3ª cena   – a segunda personagem a entrar a cena é o Onzeneiro que convencido de ter comprado a passagem para o Paraíso, não se deixa convencer pelo Diabo e vai falar com o Anjo. Claro que acaba por entrar na barca do Inferno, por ter vivido a guardar dinheiro à custa dos outros.
4ª cena  – a terceira personagem a entrar a cena é o Parvo, de nome Joane. Por ter errado sem maldade, intenção, fica à espera de purificar os seus pecados no cais e entretanto vai fazendo comentários ao que se passa.
5ª cena  – o Sapateiro chega em quarto lugar e entra na barca do Inferno por ter passado a vida a roubar o povo, sem que antes tente convencer, sem sucesso, o Anjo a levá-lo.  6ª cena  – o Frade vem acompanhado de Florença, uma moça que o acompanhou em vida, entrando ambos na barco do Inferno. O anjo não responde sequer aos apelos do Frade.
7ª cena  – segue-se a Alcoviteira, Brízida Vaz, que traz, além de imensos objectos, moças que entregou à prostituição e que abandonam a cena. Apesar dos seus pecados ainda acha que tem lugar no Paraíso… 8ª cena  – a sétima personagem é o Judeu que por não acreditar na fé cristã não dialoga com o Anjo, decidindo o Diabo que ele e o Bode irão a reboque, isto é, separados dos restantes como acontecia com o judeus.
9ª cena  – nesta cena, incluímos duas personagens, uma vez que o Corregedor e o Procurador se completam. Representam ambos o mesmo grupo socioprofissional e ainda que se julguem dignos do Paraíso, acabam por entrar na barca do Diabo.
10ª cena  – segue-se o enforcado que vem convencido da absolvição. Acaba por entrar na barca do Inferno. 11ª cena  – por fim entram em cena os 4 cavaleiros, os únicos que têm a entrada assegurada na barca do Paraíso por terem morrido a lutar pela Fé.
Os objectos Além da caracterização que vai sendo feita pelas próprias personagens, quando dialogam e pelo que o Diabo e Anjo declaram sobre cada uma, Gil Vicente usa ainda  objectos próprios das suas classes sociais ou profissões .
O Fidalgo traz consigo o manto, o pagem e a cadeira; o Onzeneiro / o bolsão; o Judeu / o bode; o Frade / a moça; a Alcoviteira / as moças; o Sapateiro / as formas.  Todos esses objectos permitem que o público identifique com mais facilidade o tipo social a que pertencem e que se pretende destacar.

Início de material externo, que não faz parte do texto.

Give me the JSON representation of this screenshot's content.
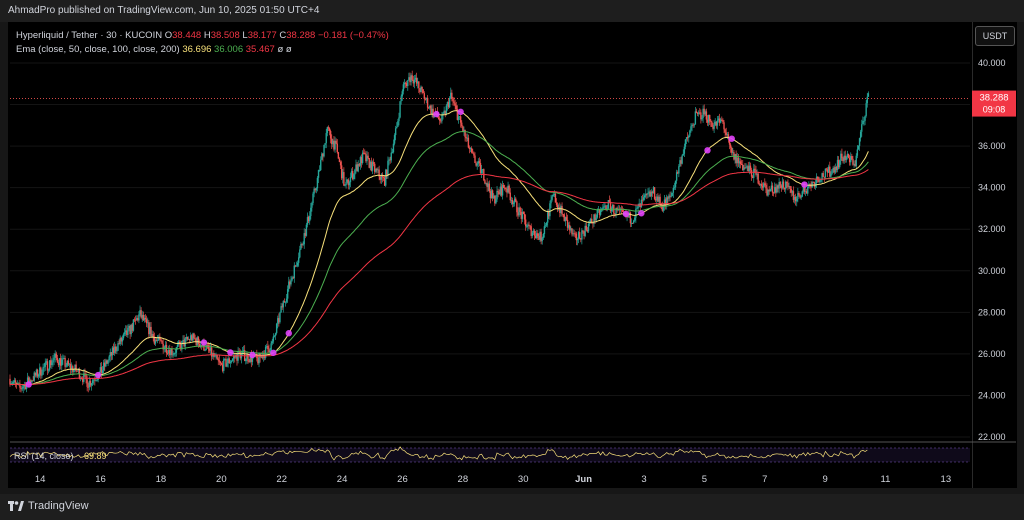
{
  "header": {
    "published": "AhmadPro published on TradingView.com, Jun 10, 2025 01:50 UTC+4"
  },
  "legend": {
    "symbol": "Hyperliquid / Tether · 30 · KUCOIN",
    "o_label": "O",
    "o": "38.448",
    "h_label": "H",
    "h": "38.508",
    "l_label": "L",
    "l": "38.177",
    "c_label": "C",
    "c": "38.288",
    "change": "−0.181 (−0.47%)",
    "ema_label": "Ema (close, 50, close, 100, close, 200)",
    "ema50": "36.696",
    "ema100": "36.006",
    "ema200": "35.467",
    "ema_extra": "ø  ø"
  },
  "currency": "USDT",
  "price_tag": {
    "price": "38.288",
    "time": "09:08"
  },
  "rsi": {
    "label": "RSI (14, close)",
    "value": "69.89"
  },
  "footer": {
    "brand": "TradingView"
  },
  "colors": {
    "up": "#26a69a",
    "down": "#ef5350",
    "ema50": "#f7e07a",
    "ema100": "#4caf50",
    "ema200": "#f23645",
    "rsi": "#f7e07a",
    "marker": "#e040fb"
  },
  "chart_data": {
    "type": "candlestick",
    "y_ticks": [
      "40.000",
      "38.000",
      "36.000",
      "34.000",
      "32.000",
      "30.000",
      "28.000",
      "26.000",
      "24.000",
      "22.000"
    ],
    "x_ticks": [
      "14",
      "16",
      "18",
      "20",
      "22",
      "24",
      "26",
      "28",
      "30",
      "Jun",
      "3",
      "5",
      "7",
      "9",
      "11",
      "13"
    ],
    "ylim": [
      22,
      41
    ],
    "price_path": {
      "x": [
        13.0,
        13.3,
        13.8,
        14.5,
        15.2,
        15.6,
        16.0,
        16.5,
        17.0,
        17.3,
        17.8,
        18.4,
        19.0,
        19.5,
        20.0,
        20.6,
        21.2,
        21.7,
        22.0,
        22.4,
        22.8,
        23.2,
        23.5,
        23.8,
        24.1,
        24.4,
        24.7,
        25.0,
        25.4,
        25.8,
        26.0,
        26.3,
        26.6,
        27.0,
        27.3,
        27.6,
        27.9,
        28.3,
        28.7,
        29.0,
        29.4,
        29.8,
        30.2,
        30.6,
        31.0,
        31.4,
        31.7,
        32.0,
        32.4,
        32.8,
        33.2,
        33.6,
        34.0,
        34.3,
        34.6,
        34.9,
        35.3,
        35.7,
        36.0,
        36.3,
        36.6,
        36.9,
        37.3,
        37.7,
        38.1,
        38.6,
        39.0,
        39.4,
        39.8,
        40.2,
        40.6,
        41.0,
        41.4
      ],
      "close": [
        24.8,
        24.3,
        24.9,
        25.8,
        25.2,
        24.6,
        25.1,
        26.3,
        27.2,
        27.9,
        26.7,
        26.1,
        26.8,
        26.3,
        25.4,
        26.0,
        25.7,
        26.5,
        28.2,
        30.0,
        32.0,
        34.5,
        36.8,
        35.9,
        34.0,
        34.8,
        35.5,
        35.0,
        34.3,
        36.8,
        38.8,
        39.4,
        38.7,
        37.6,
        37.2,
        38.4,
        37.2,
        35.5,
        34.6,
        33.4,
        34.1,
        33.0,
        32.0,
        31.6,
        33.6,
        32.4,
        31.5,
        31.9,
        32.6,
        33.2,
        32.7,
        32.5,
        33.4,
        33.8,
        33.1,
        33.6,
        35.8,
        37.4,
        37.6,
        37.0,
        37.2,
        35.6,
        35.0,
        34.6,
        33.8,
        34.2,
        33.5,
        34.0,
        34.5,
        34.8,
        35.5,
        35.2,
        38.3
      ]
    },
    "ema50_last": 36.696,
    "ema100_last": 36.006,
    "ema200_last": 35.467,
    "rsi_last": 69.89
  }
}
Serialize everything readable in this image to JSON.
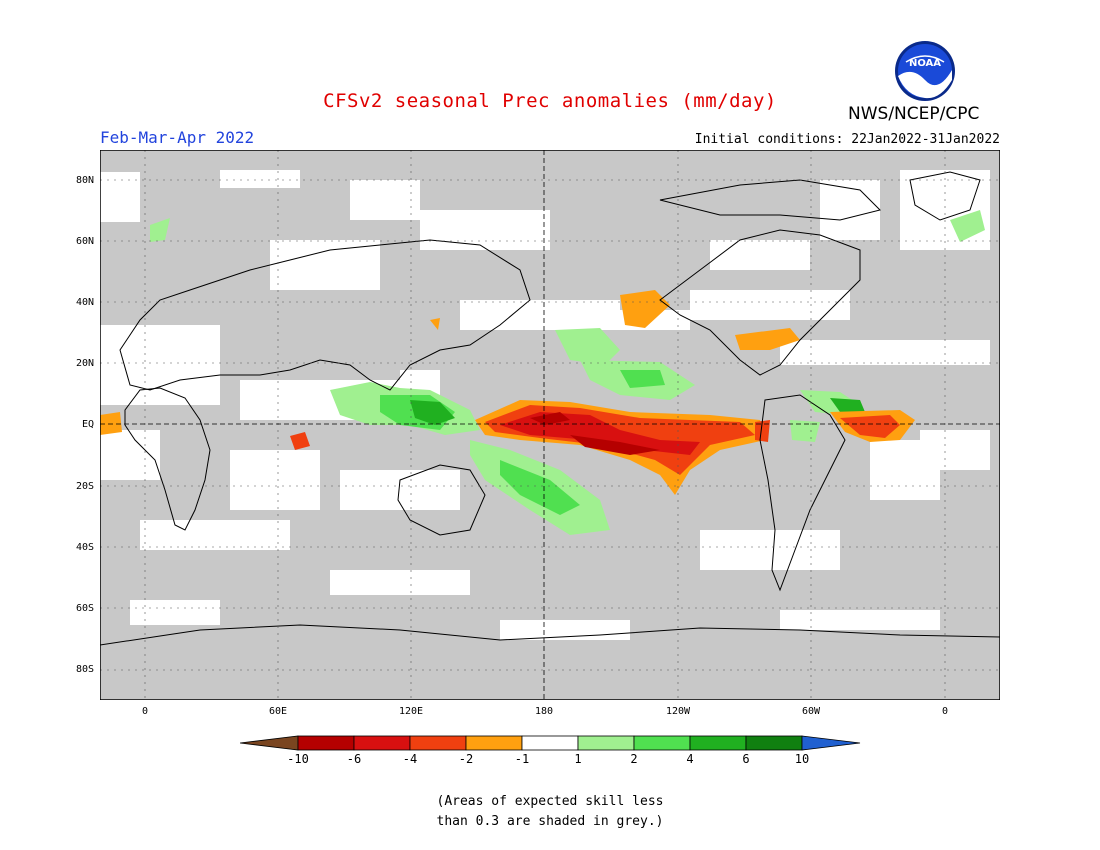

Alguns desses símbolos são mesmo pessoas que faziam parte da vida de cada uma das personagens e que permitem tornar mais evidente os seus defeitos e pecados. Curiosamente, todas elas saem de cena, quando as personagens embarcam, excepto a moça Florença que entra na barca do Inferno com o Frade.
Linguagem Outro processo de identificação das personagens é o tipo de linguagem que cada uma usa.  Quando as personagens dialogam com o Diabo e o Anjo utilizam um registo de língua próprio da classe social em que se inserem ou do grupo que representam, por exemplo, o caso do Parvo e dos homens (Corregedor e Procurador) ligados à justiça.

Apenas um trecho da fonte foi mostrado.